Europe respond to the Iphone

If you're associated with the European mobile phone industry as an investor, customer, business partner, or employee, here's the good news about how the highly-anticipated Apple (AAPL) iPhone will affect you: not much.

Despite all the fuss over the sleek new multimedia gizmo—which ships June 29 in the U.S. and comes to Europe in the fall—analysts figure it will barely scratch sales for giants such as Nokia (NOK) and Sony Ericsson (SNE) (ERIC). Researchers at Strategy Analytics forecast that worldwide shipments of the iPhone this year could amount to just 3 million units—a 2% share of the high-end smartphone market now dominated by Nokia, and only 0.3% of the total handset business, which could hit 1 billion units in 2007.

The same goes for software suppliers to the mobile sector, such as London-based Symbian, which makes the market-leading operating system for smartphones, and Oslo-based Opera Software, whose pint-size Web browser is widely used in handsets around the world. No question, the iPhone is getting a lot of attention—but it won't put a dent in their businesses anytime soon.

Resetting Expectations

Still, nobody in Europe's big mobile industry can afford to ignore the iPhone phenomenon. Even if its immediate impact is limited, experts say Apple's new take on handsets could prompt big changes over the long run. "The iPhone will reset expectations on what a software platform can deliver on a mobile phone," says Ben Wood, a wireless analyst at CCS Insight, a tech consultancy in Britain.

Indeed, a kind of "iPhone effect" is already starting to ripple through Europe's mobile players. Nokia recently announced a reorganization set for next January, in which it will create a new business unit focused on mobile software and services. Analysts think that the company will roll out its own branded music and multimedia services within a year, the better to compete with the iPhone/iTunes duo from Apple.

To shore up its market position, Symbian has released a new version of its mobile operating system that promises to accelerate software application loading by up to 75%. The company is also perfecting a way for phones to use the same Internet connection to perform multiple tasks, says Jorgan Behrens, Symbian's executive vice-president of marketing.
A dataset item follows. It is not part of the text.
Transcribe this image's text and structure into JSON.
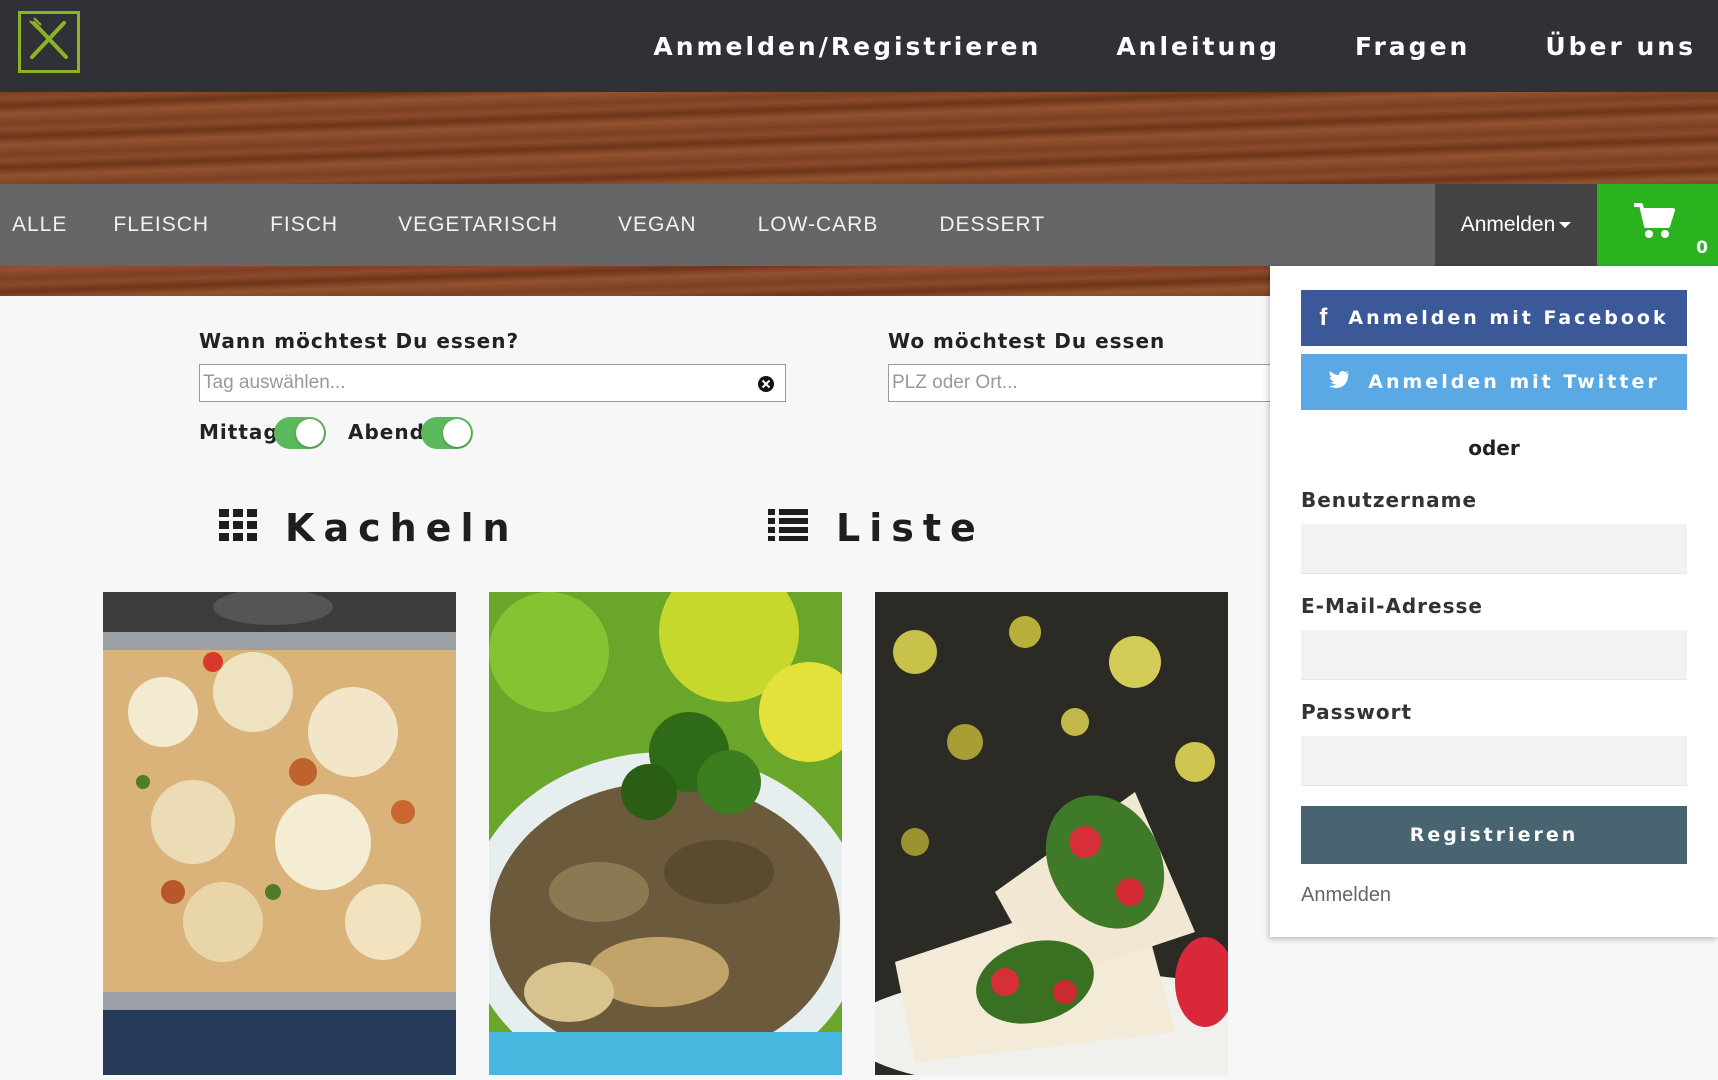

Opera Software, whose browser already works on nearly two dozen different operating systems, is preaching a message of diversity. It's not just going after high-end smartphones, but also entry-level handsets that make up the bulk of the market. "We tell operators who would like to offer iPhone-like browsing on a variety of phones that we have the solution for them," says CEO Jon von Tetzchner.

A Slicker Experience

What these and other European companies are responding to is a device that undoubtedly raises the bar. True, products such as Nokia N-series and Sony Ericsson's high-end Walkman family have built-in MP3 digital music players, cameras, browsers, and all the other capabilities of an iPhone. But Apple has packaged all these features in a slick package with an intuitive, touchscreen-based interface.

"Apple has succeeded in cramming a Mini Mac into a phone," says Richard Windsor, an equity analyst with Nomura Securities in London. That means the gizmo has enormous power and the capacity for big, sophisticated software programs. It also offers a great browsing experience—something other phones have struggled to do.

The implicit promise is that the iPhone could finally give mobile operators a device that lets their customers take full advantage of the wireless Web. If a better handset experience encourages more use of data services, carriers stand to boost average revenues per user—their Holy Grail in an era of sagging voice revenues.

Where iPhone lags

To be sure, Apple faces plenty of challenges in Europe. For one thing, the first version of the iPhone doesn't work on third-generation (3G) or faster networks, so wireless connections to the Net will be only about one-twentieth the speed offered by rival 3G smartphones. (There were widespread rumors on June 30, though, that Apple could announce a 3G iPhone for Europe as soon as Monday.)

Then there's the price, which is likely to be $500 to $600, even after operator subsidies. A Nokia N95, by comparison, sells for $300 or less—and has a better camera, longer battery life, and built-in GPS.

Analysts also say that Europeans may be less impressed by the iPhone because whiz-bang smartphones are less of a novelty in the Old World. The U.S. market is still mostly made up of conventional voice models, whereas up to a quarter of handset sales in Europe are now multimedia-capable smartphones. Neil Mawston, a Strategy Analytics wireless analyst in Britain, predicts that consumer reaction to the iPhone in Europe will be "more muted."

Still, European mobile companies can ill afford to dismiss the iPhone. Mawston points out how much trouble Nokia got into when it didn't take the threat from folding "clamshell" handsets seriously enough. Motorola (MOT) had a field day with the RAZR while Nokia raced to catch up.

The Finns may not be quaking in their boots over Apple's latest salvo, but you can be sure that the lessons of the past aren't forgotten. This time around, Nokia will use every weapon in its arsenal—new phones, services, marketing campaigns, and competitive pricing—to keep Apple in check before it gains an edge.